Driving from the airport to Jerusalem, I was immediately mesmerized at how different it was from any place I’ve ever been before. The color of the buildings are various shades of the same color, the city itself looks homogeneous. We later learned in Jerusalem, all buildings must be made from the same color of limestone. Most of the men in the streets wore Yarmulkes or traditional Black fedoras. Most of the women wore skirts. I was also shocked at how few cars were on the freeway. Coming from Los Angeles where traffic seems almost nonstop, Jerusalem felt like the complete opposite. We arrived on a Saturday, which is the Sabbath. In Israel on Saturdays many Jews (orthodox/religious) don’t drive, work, or cook from sun up to sunset. Most restaurants don’t open until 6pm.
Jerusalem is one of the oldest cities in the world. The city has major ties to Christianity, Judaism and Islam. Due to the fact, there is so much to see in Israel, tours are basically inevitable. After researching our options, we decided to go on a few day tours with Viator. We opted for the In the Footsteps of Jesus: Walking Tour, Masada and the Dead Sea, the Sea of Galilee tour. Each tour was extremely thorough but after a while, I did find myself getting bored with the lengthy explanations of every little artifact. I also was reminded why I DON’T normally go on tours when I travel. I prefer to explore on my own because its cheaper than paying for a tour and I like being in control of my schedule.
sidenote: You can take a shared taxi from the Tel Aviv airport to Jerusalem for 60 Shekels ($15) but typically they don’t leave until they’re full.
It rests on the City of David and is surrounded by a wall of over 2.5 miles long, and has seven gates. Old City is particularly unique because it is divided into four residential quarters; Armenian, Muslim (largest quarter), Christian, and Jewish (location of the wailing wall). On our first night out in the Old City, my father was offered 100 camels and a horse for my hand in marriage. A marriage proposal on the first night let me know this trip was going to be epic.
Outdoor shopping district. Lots of stores like Zara, Mango, Nike can be found here. There are also several restaurants and cafes to choose from. We dined at Luciana and the pesto pizza was amazing.

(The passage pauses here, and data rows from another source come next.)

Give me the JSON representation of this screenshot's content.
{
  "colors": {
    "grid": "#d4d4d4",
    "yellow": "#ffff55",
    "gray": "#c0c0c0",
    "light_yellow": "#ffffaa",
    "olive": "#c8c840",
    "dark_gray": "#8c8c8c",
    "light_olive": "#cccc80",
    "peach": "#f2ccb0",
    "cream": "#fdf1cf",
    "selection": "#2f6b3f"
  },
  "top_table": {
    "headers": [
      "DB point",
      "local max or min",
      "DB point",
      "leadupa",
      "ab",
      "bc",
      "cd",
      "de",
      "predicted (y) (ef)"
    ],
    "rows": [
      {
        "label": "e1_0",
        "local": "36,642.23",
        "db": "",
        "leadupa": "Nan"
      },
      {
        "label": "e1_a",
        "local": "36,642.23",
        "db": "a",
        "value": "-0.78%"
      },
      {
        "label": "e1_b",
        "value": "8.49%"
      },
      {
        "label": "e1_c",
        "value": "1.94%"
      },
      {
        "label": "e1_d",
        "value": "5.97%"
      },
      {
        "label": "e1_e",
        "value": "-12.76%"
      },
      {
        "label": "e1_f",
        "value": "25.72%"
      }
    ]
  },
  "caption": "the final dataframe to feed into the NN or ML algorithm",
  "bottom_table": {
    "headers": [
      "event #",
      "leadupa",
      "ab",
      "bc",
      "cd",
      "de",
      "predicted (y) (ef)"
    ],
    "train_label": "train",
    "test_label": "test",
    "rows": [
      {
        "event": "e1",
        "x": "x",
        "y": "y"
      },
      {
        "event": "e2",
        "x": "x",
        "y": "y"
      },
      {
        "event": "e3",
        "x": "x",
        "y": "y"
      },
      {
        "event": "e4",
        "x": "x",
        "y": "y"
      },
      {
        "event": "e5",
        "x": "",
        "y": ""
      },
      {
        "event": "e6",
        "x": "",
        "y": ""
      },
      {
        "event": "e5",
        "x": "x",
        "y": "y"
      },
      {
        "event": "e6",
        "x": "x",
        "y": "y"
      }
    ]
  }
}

We only spent one night in Tel Aviv but it seemed as different as night and day in comparison to Jerusalem. For one, Tel Aviv was noticeably warmer. Because Tel Aviv is on the Mediterranean sea, the city has a more relaxed vibe. Tel Aviv is a city with many western influences. We didn’t see any American fast food restaurants in Jerusalem but in Tel Aviv they are plentiful. There also was much more variation in the way people were dressed, women especially.
We stayed at Hotel Yehuda in Jerusalem. It’s ranked as the #6 hotel in Jerusalem on Trip Advisor. I chose the hotel because breakfast is included and the rooms are quite spacious. The hotel also has a small gym. However, it is quite far from the city center so I would not recommend it. Our tours left from the center so each day we had to take a taxi to and from the meeting point. Each taxi ride was about $10-15 so that added up quickly. Also, there are no restaurants within walking distance of the hotel. In Tel Aviv, we stayed at the Port Hotel but it definitely did not look like the pictures. It’s a no frills budget hotel.
Overall I thoroughly enjoyed Israel. I would go back to Tel Aviv but probably not Jerusalem. I enjoyed Jerusalem but it would have been nice to explore Tel Aviv a bit more. I’d like to experience Tel Aviv in the summer. If you prefer more of a city, you should opt to stay in Tel Aviv. Tours are also available from Tel Aviv to all the major sights in Jerusalem and surrounding cities. Meals on average range from 40-70 Shekels ( $10-18). 1 Shekel is equivalent to 26 cents. Most places also accept US Dollars. Taxis are a good way to get around Jerusalem and Tel Aviv but there are also buses. You can take the train from Tel Aviv to Jerusalem for less than $10. Jerusalem is about 30-45 minutes away from Tel Aviv depending on traffic. Tipping is usually 10%. I found Israelis to be quite friendly and willing to help. Although Israel is often in the news due to violence in certain areas, at no time did I ever feel unsafe.